Is gold worth $500 or $3000 an ounce? Truth is, no one really knows. Most investments generate an income stream that can be measured as a percentage of cost. That percentage can be compared to other investments like Treasury bonds or considered as compensation for deferring use of your principal. People intuitively can understand spending $100 today versus waiting a year in order to enjoy $110. Unfortunately, gold produces no earnings or income.
Gold has no intrinsic value. You can’t eat, drink it, smoke it, or drive it. Its value is strictly based on perceived value by another – and that has proven very volatile over the years.
Oh sure, there have been attempts to put a value on gold. Some argue that an ounce is always equal to the price of a quality man’s suit. Some point to the average ratio of the price of gold to the level of the S&P 500 index as being 1.74 since 1980, therefore justifying a price of nearly $2,000.
Others target a price of nearly $2,287 by taking the all time high for the metal in 1980, $850 an ounce, and adjusting it for ensuing inflation. The math is clear, but whether the $850 price back then made any sense is another matter, as it lasted just briefly among panicky concerns about inflation, energy prices, and a Soviet invasion of Afghanistan.
On the other hand, some support for the price does come from the cost of production. That reportedly averages $556 per ounce. If gold were to decline toward that price, production would diminish, helping prop prices up but, if gold keeps climbing, that will spur production as previously unprofitable mines become profitable. The added production would tend to brake further price rises.
2. All The Gold That’s Ever Been Mined Sits as Inventory For Potential Resale
There is little in the way of actual use for gold; it does not get used up. While jewelry has historically been a use, it has been declining in importance since the 1990s as economies have soured and the price of gold has soared. In any event, much of the jewelry around the world is considered an economic asset, and could be traded or melted down at the right price and circumstances.
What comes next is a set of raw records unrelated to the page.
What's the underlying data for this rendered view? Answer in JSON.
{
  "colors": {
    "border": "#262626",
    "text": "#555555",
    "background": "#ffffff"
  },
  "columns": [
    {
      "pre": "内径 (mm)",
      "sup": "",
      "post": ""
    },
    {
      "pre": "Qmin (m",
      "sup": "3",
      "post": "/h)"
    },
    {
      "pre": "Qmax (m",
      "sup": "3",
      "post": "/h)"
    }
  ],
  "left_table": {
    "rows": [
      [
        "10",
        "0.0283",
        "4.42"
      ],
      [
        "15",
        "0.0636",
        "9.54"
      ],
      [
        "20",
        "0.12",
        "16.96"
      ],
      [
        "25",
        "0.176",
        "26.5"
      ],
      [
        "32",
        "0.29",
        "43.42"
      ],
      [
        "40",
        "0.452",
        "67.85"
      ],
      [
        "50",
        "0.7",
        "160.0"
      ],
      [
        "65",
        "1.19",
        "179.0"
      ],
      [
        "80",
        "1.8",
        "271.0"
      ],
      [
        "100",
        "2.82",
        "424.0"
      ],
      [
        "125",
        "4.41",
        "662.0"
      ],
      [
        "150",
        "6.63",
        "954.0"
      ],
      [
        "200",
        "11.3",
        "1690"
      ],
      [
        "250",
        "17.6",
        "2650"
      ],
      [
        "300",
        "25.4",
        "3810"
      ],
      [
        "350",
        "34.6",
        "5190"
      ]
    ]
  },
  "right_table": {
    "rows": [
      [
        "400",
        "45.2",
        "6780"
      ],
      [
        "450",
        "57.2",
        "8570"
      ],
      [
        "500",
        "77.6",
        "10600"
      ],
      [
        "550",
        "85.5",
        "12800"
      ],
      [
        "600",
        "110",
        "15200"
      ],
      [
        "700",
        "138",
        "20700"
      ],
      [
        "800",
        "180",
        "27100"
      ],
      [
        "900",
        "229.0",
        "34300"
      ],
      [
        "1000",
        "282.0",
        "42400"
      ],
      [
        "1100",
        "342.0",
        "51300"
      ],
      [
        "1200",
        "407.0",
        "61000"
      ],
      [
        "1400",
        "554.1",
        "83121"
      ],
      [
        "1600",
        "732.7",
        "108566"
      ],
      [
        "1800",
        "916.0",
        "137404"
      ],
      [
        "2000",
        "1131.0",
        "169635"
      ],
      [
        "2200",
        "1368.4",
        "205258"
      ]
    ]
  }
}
The bottom line is that nearly all the gold that’s been mined since the beginning of time remains and is potentially available for resale. That inventory is always increasing. As they say, gold is a commodity that’s extracted from one big hole in the ground, called a mine, and then redeposited in another big hole in the ground, called a vault. That supply overhang makes investing in gold quite risky.
The 1970s saw a huge run up in gold’s price but, during the following two decades, it lost 80% of its value on an inflation adjusted basis. That potential still exists today.
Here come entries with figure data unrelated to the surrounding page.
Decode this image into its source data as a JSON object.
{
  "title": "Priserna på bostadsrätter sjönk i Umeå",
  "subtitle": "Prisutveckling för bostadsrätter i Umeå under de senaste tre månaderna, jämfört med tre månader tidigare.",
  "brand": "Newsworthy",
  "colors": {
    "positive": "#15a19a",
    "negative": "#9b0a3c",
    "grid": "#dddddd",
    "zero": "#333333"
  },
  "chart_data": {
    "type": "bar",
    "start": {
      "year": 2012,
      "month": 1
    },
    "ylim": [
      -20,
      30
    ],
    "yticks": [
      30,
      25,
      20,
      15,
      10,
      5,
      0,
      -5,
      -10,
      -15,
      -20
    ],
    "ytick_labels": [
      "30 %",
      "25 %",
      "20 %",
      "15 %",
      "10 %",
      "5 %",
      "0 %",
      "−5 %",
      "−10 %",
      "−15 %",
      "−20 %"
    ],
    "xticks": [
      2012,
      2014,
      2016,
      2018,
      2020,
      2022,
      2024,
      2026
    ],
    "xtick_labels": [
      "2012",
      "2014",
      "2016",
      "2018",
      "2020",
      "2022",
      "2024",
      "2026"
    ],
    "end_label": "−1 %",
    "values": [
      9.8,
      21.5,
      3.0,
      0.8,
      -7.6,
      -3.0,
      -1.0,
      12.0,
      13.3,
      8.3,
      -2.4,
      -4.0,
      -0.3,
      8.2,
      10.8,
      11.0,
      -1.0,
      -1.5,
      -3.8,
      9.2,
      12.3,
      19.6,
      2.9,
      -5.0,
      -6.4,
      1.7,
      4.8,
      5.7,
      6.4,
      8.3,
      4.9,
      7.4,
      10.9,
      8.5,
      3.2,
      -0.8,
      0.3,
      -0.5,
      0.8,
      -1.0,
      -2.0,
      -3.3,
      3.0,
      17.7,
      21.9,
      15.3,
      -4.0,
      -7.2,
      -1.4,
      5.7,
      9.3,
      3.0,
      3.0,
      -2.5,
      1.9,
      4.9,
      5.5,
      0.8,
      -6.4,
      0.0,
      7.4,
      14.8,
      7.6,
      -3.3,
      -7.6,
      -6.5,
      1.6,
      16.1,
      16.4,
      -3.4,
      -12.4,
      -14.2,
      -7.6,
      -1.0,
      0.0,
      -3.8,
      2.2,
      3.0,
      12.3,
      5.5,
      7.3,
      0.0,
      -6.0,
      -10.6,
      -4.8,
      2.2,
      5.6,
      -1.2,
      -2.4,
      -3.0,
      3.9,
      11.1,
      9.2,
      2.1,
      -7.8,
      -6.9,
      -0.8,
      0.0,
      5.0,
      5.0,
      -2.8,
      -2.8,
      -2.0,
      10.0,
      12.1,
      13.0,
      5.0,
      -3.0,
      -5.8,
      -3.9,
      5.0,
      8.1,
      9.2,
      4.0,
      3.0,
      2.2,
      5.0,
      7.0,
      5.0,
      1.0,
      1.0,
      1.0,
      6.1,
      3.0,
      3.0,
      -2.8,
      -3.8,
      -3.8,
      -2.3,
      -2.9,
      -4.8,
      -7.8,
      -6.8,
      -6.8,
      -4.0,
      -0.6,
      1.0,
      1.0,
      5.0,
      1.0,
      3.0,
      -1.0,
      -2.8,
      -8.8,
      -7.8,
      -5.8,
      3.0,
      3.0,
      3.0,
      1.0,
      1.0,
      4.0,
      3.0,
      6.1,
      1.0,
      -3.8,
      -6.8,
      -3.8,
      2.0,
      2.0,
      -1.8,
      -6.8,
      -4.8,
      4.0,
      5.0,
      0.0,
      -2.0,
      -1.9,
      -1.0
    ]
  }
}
3. You Don’t Know What Economic Conditions Lie Ahead and How They Will Affect Gold Demand
Gold is seen as a hedge against inflation and a weak U.S. dollar. The problem is, forecasting inflation is very tricky…
Betting on what policy makers will actually do is very difficult. They don’t want to see inflation or gold prices materially higher. The inevitable policy change to higher interest rates and higher taxes will dampen inflation potential and could cripple gold…
4. Gold is Taxed Unfavorably
One of the attractions of stock investing [in the U.S.] is that long term Federal capital gains rates are capped at 15%. Unfortunately, gold does not receive similar favorable treatment. Gold is treated as a collectible, subject to a higher maximum tax rate of 28%. Investors do not escape the higher rate when they buy gold via gold bullion holding exchange traded funds (ETFs).
If you’re determined to invest in gold but wish to avoid those higher rates, consider gold mining company stocks. While they entail a panoply of risks that go beyond the yellow metal itself, at least your tax bill on long term gains will be less.
Another strategy is to invest using your IRA. Although collectibles like actual gold or gold coins are not permitted in IRAs, gold owning ETFs are considered acceptable. Gains in an IRA are not subject to tax until withdrawn.
5. Gold Produces No Income
Gold, like cash, pays no dividends or interest. That alone should make it suspect for those seeking income. What’s worse is that there is an opportunity cost for holding gold, namely, the foregone interest you would otherwise have generated from an alternative investment.
To make matters worse, proper safekeeping involves storage costs including insurance. Those costs are not avoided by buying gold via an ETF as the ETFs assess an ongoing fee, generally in the range of 0.4% annually, for those and other expenses.
In sum, gold at its current price is very hard to justify.